Whether we want this effect depends on the nature of the problem.

Depth Efficiency

We said that both shallow and deep networks can approximate any function.

However, there are some cases (not all) that require exponentially more hidden units in a shallow network than in a deep network.

Some tasks can be done with a few hundred hidden units in multiple layers, but require millions of hidden units in a single layer.

Again, whether this effect is desirable depends on the nature of the problem.

Large, Structured Inputs

Images, when flattened into a single vector, can easily have millions of input dimensions.

Even with a single layer, a fully connected network creates a real computational burden.

Also, in the case of images, we don’t always want to treat each pixel as an independent feature. Sometimes we want to lump together pixels and process them in local groups.

Deep networks such as convolutional neural networks (CNNs) can handle this by making the inputs go thorough multiple pooling and convolutional layers.

It is not feasible to do this with a single layer.
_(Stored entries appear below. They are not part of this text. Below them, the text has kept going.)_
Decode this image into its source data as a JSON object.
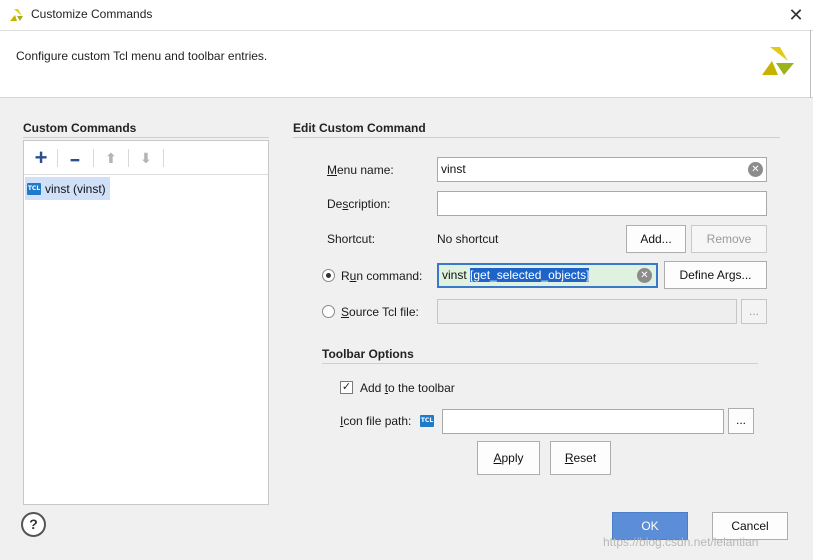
{
  "window": {
    "title": "Customize Commands",
    "close_glyph": "✕",
    "logo_icon": "xilinx-logo-icon"
  },
  "header": {
    "description": "Configure custom Tcl menu and toolbar entries."
  },
  "custom_commands": {
    "title": "Custom Commands",
    "toolbar": {
      "add_glyph": "+",
      "remove_glyph": "━",
      "move_up_glyph": "⬆",
      "move_down_glyph": "⬇"
    },
    "items": [
      {
        "icon_text": "TCL",
        "label": "vinst (vinst)",
        "selected": true
      }
    ]
  },
  "edit": {
    "title": "Edit Custom Command",
    "menu_name_label": "Menu name:",
    "menu_name_value": "vinst",
    "description_label": "Description:",
    "description_value": "",
    "shortcut_label": "Shortcut:",
    "shortcut_value": "No shortcut",
    "add_label": "Add...",
    "remove_label": "Remove",
    "run_command_label": "Run command:",
    "run_command_prefix": "vinst ",
    "run_command_selected": "[get_selected_objects]",
    "define_args_label": "Define Args...",
    "source_label": "Source Tcl file:",
    "source_value": "",
    "browse_label": "...",
    "selected_option": "run_command"
  },
  "toolbar_options": {
    "title": "Toolbar Options",
    "add_to_toolbar_label": "Add to the toolbar",
    "add_to_toolbar_checked": true,
    "icon_path_label": "Icon file path:",
    "icon_path_value": "",
    "icon_text": "TCL",
    "browse_label": "...",
    "apply_label": "Apply",
    "reset_label": "Reset"
  },
  "footer": {
    "help_label": "?",
    "ok_label": "OK",
    "cancel_label": "Cancel"
  },
  "watermark": "https://blog.csdn.net/lelantian",
  "colors": {
    "accent": "#5b8ed6",
    "selection": "#1e64c8",
    "run_field_bg": "#dff1df",
    "list_selection": "#cfe0f8"
  }
}
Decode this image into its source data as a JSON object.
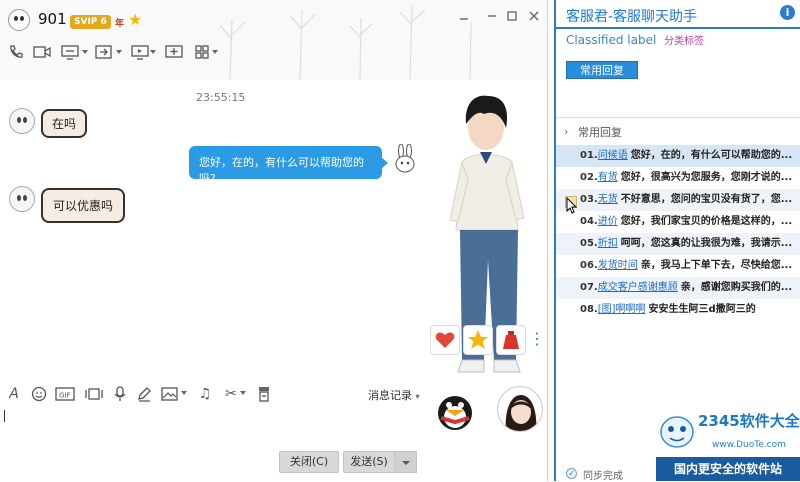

Training and Generalization

Upto a certain number of hidden layers, it is easier to train deep networks than shallow networks. However, as more layers are added, the training becomes more difficult for deep networks.

But another advantage of deep networks is that they generalize better on unseen data compared to shallow networks.

But we don’t really know why this is the case.